RTX3070搭載のPCを購入したので、Deep Learningで画像認識してみよう!と思ったのですが、
実行できるまでにいろいろとハマって時間がかかってしまいましたので、
忘備録を兼ねて手順を整理しました。

結論

Windows 10環境に、CUDA+anacondaでRTX3070でDeep Learningを実行できる環境を構築しました。

Package version
Python 3.8
tensorflow-gpu 2.4.0
CUDA 11.0.2
cudnn 8.0.5

主要手順の概要は、以下の通りです

  1. Visual Studio 2019 (Community版)でC++をインストール
  2. CUDAの11.0をインストール
  3. cudnnの8.0をダウンロードして、展開。 CUDAのディレクトリに上書き保存
  4. Anacondaをダウンロードして、pythonとtensorflow-gpu、kerasなどをインストール
  5. サンプルコードを実行(ただし、RTX3070の場合はコードにおまじないが必要)
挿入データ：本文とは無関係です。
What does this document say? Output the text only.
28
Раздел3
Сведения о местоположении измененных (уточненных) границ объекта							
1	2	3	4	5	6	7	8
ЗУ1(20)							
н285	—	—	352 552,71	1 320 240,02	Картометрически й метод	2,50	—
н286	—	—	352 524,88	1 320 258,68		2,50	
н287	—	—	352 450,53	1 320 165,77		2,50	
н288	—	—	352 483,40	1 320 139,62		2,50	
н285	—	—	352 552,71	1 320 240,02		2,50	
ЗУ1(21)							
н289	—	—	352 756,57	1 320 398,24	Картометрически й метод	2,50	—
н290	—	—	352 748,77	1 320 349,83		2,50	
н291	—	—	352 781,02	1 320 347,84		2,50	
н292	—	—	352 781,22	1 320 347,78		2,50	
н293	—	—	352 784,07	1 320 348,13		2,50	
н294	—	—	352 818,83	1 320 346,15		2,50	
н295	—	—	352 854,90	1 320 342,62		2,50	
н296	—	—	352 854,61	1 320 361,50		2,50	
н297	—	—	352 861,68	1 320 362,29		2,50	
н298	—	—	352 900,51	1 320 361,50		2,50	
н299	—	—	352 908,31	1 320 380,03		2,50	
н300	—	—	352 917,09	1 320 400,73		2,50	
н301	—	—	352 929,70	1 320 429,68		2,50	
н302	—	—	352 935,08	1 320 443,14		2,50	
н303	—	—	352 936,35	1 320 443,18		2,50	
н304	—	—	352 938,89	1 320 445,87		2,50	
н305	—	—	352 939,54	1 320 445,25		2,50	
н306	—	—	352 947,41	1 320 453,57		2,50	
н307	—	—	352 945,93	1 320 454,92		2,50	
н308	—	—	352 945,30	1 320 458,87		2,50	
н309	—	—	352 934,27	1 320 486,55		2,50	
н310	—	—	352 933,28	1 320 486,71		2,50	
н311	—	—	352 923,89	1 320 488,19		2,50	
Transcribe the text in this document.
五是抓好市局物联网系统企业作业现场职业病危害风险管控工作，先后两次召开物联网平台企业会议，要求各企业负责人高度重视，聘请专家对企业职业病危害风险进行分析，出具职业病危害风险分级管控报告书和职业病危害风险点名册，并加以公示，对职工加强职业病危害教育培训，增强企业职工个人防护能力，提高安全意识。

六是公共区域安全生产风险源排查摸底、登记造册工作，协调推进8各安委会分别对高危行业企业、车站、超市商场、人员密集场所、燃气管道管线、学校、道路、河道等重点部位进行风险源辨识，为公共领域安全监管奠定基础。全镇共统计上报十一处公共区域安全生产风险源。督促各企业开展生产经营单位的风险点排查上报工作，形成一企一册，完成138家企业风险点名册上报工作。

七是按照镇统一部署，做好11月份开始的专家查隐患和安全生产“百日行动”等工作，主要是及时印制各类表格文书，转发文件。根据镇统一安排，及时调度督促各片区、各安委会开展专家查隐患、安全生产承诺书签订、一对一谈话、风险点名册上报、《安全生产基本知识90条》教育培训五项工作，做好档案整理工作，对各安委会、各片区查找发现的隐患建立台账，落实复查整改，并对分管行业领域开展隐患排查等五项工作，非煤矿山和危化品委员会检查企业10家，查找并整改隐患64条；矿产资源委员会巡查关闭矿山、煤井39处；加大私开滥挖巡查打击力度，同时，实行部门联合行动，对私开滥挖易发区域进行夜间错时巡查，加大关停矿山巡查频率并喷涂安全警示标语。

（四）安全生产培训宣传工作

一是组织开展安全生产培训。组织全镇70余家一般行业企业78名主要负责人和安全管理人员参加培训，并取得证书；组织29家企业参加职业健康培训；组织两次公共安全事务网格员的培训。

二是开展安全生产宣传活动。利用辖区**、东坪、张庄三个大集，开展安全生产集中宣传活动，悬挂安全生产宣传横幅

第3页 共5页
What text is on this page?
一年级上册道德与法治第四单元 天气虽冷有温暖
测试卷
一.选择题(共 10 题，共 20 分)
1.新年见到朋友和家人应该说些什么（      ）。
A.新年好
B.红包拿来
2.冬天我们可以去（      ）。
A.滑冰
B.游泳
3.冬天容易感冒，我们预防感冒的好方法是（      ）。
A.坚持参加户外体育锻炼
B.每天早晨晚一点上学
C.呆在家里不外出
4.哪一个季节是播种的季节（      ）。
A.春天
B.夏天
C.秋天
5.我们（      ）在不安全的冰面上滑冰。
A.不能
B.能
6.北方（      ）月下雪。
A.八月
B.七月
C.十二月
GPU立ち上げ時のwarningが気になる場合は、もう3手順必要になります
6. CUDAの11.1をダウンロードして、インストール。bin/ptxas.exeをどこかに保存しておく
7. CUDAの11.1をアンインストール
8. v11.0のbinにv11.1のptxas.exeを上書き保存

インストール手順(詳細)

以下、ほかの方のページを参考に上げつつ、手順の詳細について記載していきます。

0. バージョンチェック

インストールするパッケージの確認方法については、@konzo_さんの記事を参考にしました。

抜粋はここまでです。